Segundo as investigações, eles teriam montado uma empresa para captar recursos de terceiros e remunerar com valores acima dos praticados pelo mercado. Dois funcionários da Caixa Econômica Federal, que seriam suspeitos de dar suporte para as operações de crédito consignado oferecidas, também foram detidos.

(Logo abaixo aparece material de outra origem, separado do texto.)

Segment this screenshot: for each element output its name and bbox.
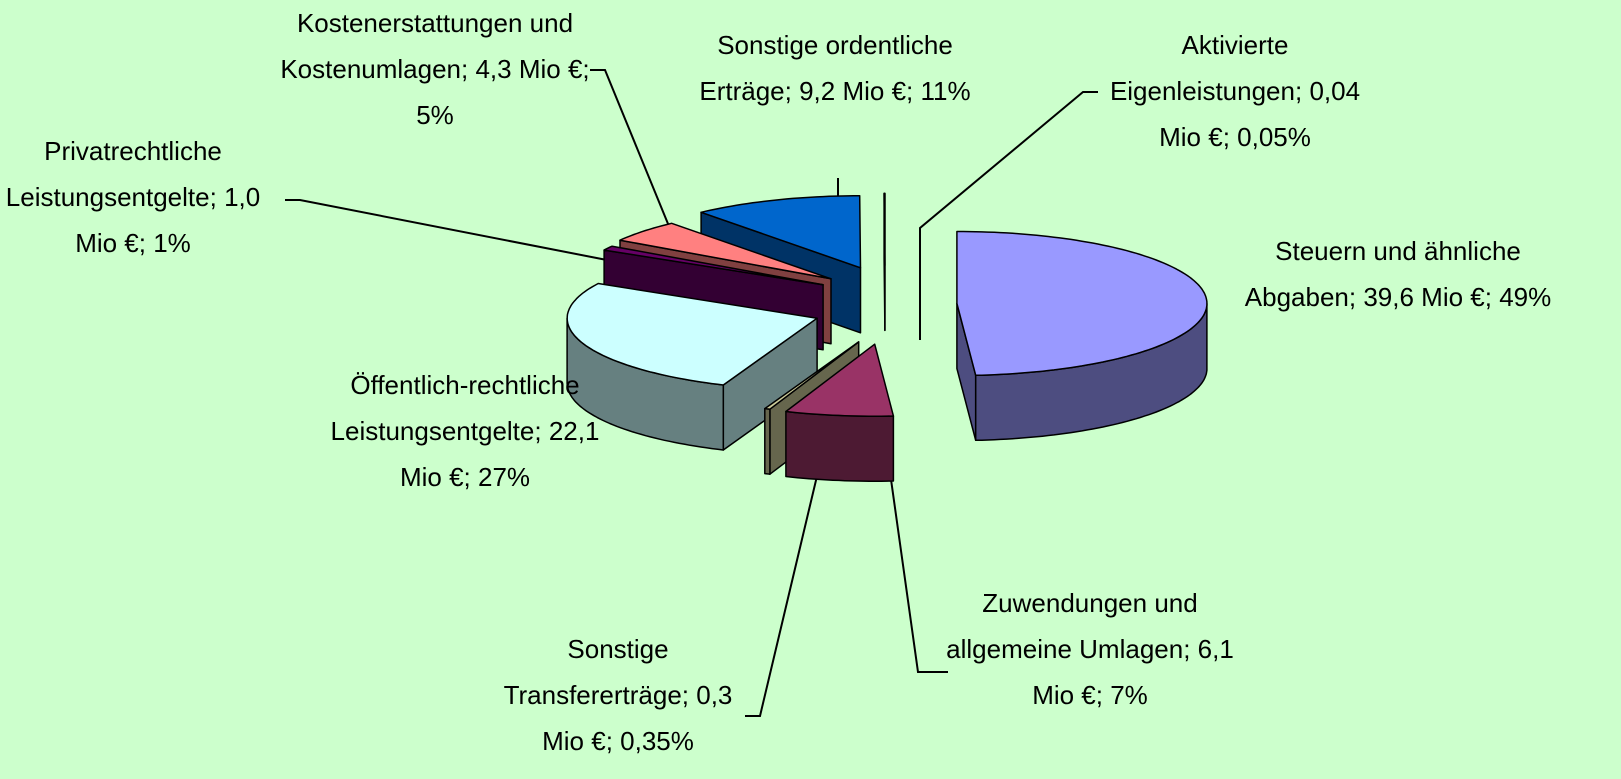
separator: ; [784, 76, 800, 106]
amount-label: 9,2 Mio € [799, 76, 907, 106]
separator: ; [906, 76, 921, 106]
value-label: 0,05% [1237, 122, 1311, 152]
value-label: 5% [416, 100, 454, 130]
slice-label: Kostenerstattungen und Kostenumlagen; 4,… [280, 0, 590, 138]
amount-label: 0,04 Mio € [1159, 76, 1361, 152]
separator: ; [681, 680, 697, 710]
category: Steuern und ähnliche Abgaben [1244, 236, 1521, 312]
leader-line [285, 199, 659, 271]
slice-label: Sonstige ordentliche Erträge; 9,2 Mio €;… [683, 22, 988, 114]
separator: ; [1183, 634, 1198, 664]
slice [700, 195, 862, 269]
leader-line [887, 457, 948, 673]
value-label: 7% [1110, 680, 1148, 710]
amount-label: 22,1 Mio € [399, 416, 600, 492]
slice-side [764, 407, 771, 475]
separator: ; [1294, 76, 1310, 106]
category: Öffentlich-rechtliche Leistungsentgelte [330, 370, 580, 446]
separator: ; [463, 462, 478, 492]
separator: ; [534, 416, 549, 446]
category: Privatrechtliche Leistungsentgelte [5, 136, 222, 212]
slice [619, 222, 832, 280]
slice [603, 245, 824, 286]
amount-label: 1,0 Mio € [75, 182, 261, 258]
pie [566, 192, 1208, 482]
slice-label: Steuern und ähnliche Abgaben; 39,6 Mio €… [1233, 228, 1563, 320]
slice-label: Aktivierte Eigenleistungen; 0,04 Mio €; … [1095, 22, 1375, 160]
slice [764, 341, 860, 410]
value-label: 11% [920, 76, 971, 106]
separator: ; [1348, 282, 1364, 312]
value-label: 49% [1499, 282, 1552, 312]
separator: ; [209, 182, 225, 212]
leader-line [745, 454, 823, 717]
category: Kostenerstattungen und Kostenumlagen [280, 8, 574, 84]
separator: ; [138, 228, 154, 258]
category: Sonstige ordentliche Erträge [699, 30, 953, 106]
slice-side [785, 410, 895, 482]
value-label: 27% [477, 462, 531, 492]
slice [883, 192, 886, 267]
slice-label: Öffentlich-rechtliche Leistungsentgelte;… [315, 362, 615, 500]
leader-line [590, 69, 683, 259]
slice [566, 282, 818, 386]
separator: ; [1095, 680, 1111, 710]
value-label: 0,35% [620, 726, 694, 756]
slice-label: Zuwendungen und allgemeine Umlagen; 6,1 … [930, 580, 1250, 718]
slice-label: Sonstige Transfererträge; 0,3 Mio €; 0,3… [493, 626, 743, 764]
separator: ; [582, 54, 590, 84]
slice [956, 230, 1208, 377]
amount-label: 39,6 Mio € [1363, 282, 1485, 312]
amount-label: 6,1 Mio € [1032, 634, 1234, 710]
separator: ; [1484, 282, 1500, 312]
leader-line [919, 91, 1098, 340]
category: Aktivierte Eigenleistungen [1109, 30, 1295, 106]
amount-label: 0,3 Mio € [542, 680, 733, 756]
category: Sonstige Transfererträge [503, 634, 682, 710]
separator: ; [1222, 122, 1238, 152]
separator: ; [461, 54, 476, 84]
slice-label: Privatrechtliche Leistungsentgelte; 1,0 … [0, 128, 273, 266]
amount-label: 4,3 Mio € [475, 54, 583, 84]
value-label: 1% [153, 228, 191, 258]
separator: ; [605, 726, 621, 756]
slice [785, 343, 895, 417]
category: Zuwendungen und allgemeine Umlagen [946, 588, 1198, 664]
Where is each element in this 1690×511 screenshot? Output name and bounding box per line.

A quadrilha também emprestava dinheiro a juros e operava no ramo de seguros automotivos sem autorização dos órgãos competentes.
Operação
A Operação Ginzé, deflagrada pela Polícia Federal, visa combater crimes financeiros contra a administração pública, sonegação fiscal e lavagem de dinheiro, cometidos por organização criminosa composta por administradores, empregados e colaboradores da empresa Filadélphia Empréstimos Consignados Ltda. e demais empresas coligadas. A empresa tem sede na capital mineira.
Segundo a PF, a maioria dos clientes da empresa Filadélphia é de militares da Aeronáutica. Ao todo, estão sendo cumpridos oito mandados de prisão temporária, sendo três em Belo Horizonte e cinco no município de Lagoa Santa; 18 mandados de busca e apreensão; 20 mandados de arresto de bens imóveis e 40 mandados de arresto de veículos, bloqueio de contas bancárias, dentre outros bens.
Os investigados podem responder por estelionato, formação de quadrilha, falsidade documental, corrupção ativa, lavagem de dinheiro, e outros crimes contra o Sistema Financeiro Nacional. As penas, somadas, podem chegar até 90 anos de prisão, segundo informou a PF.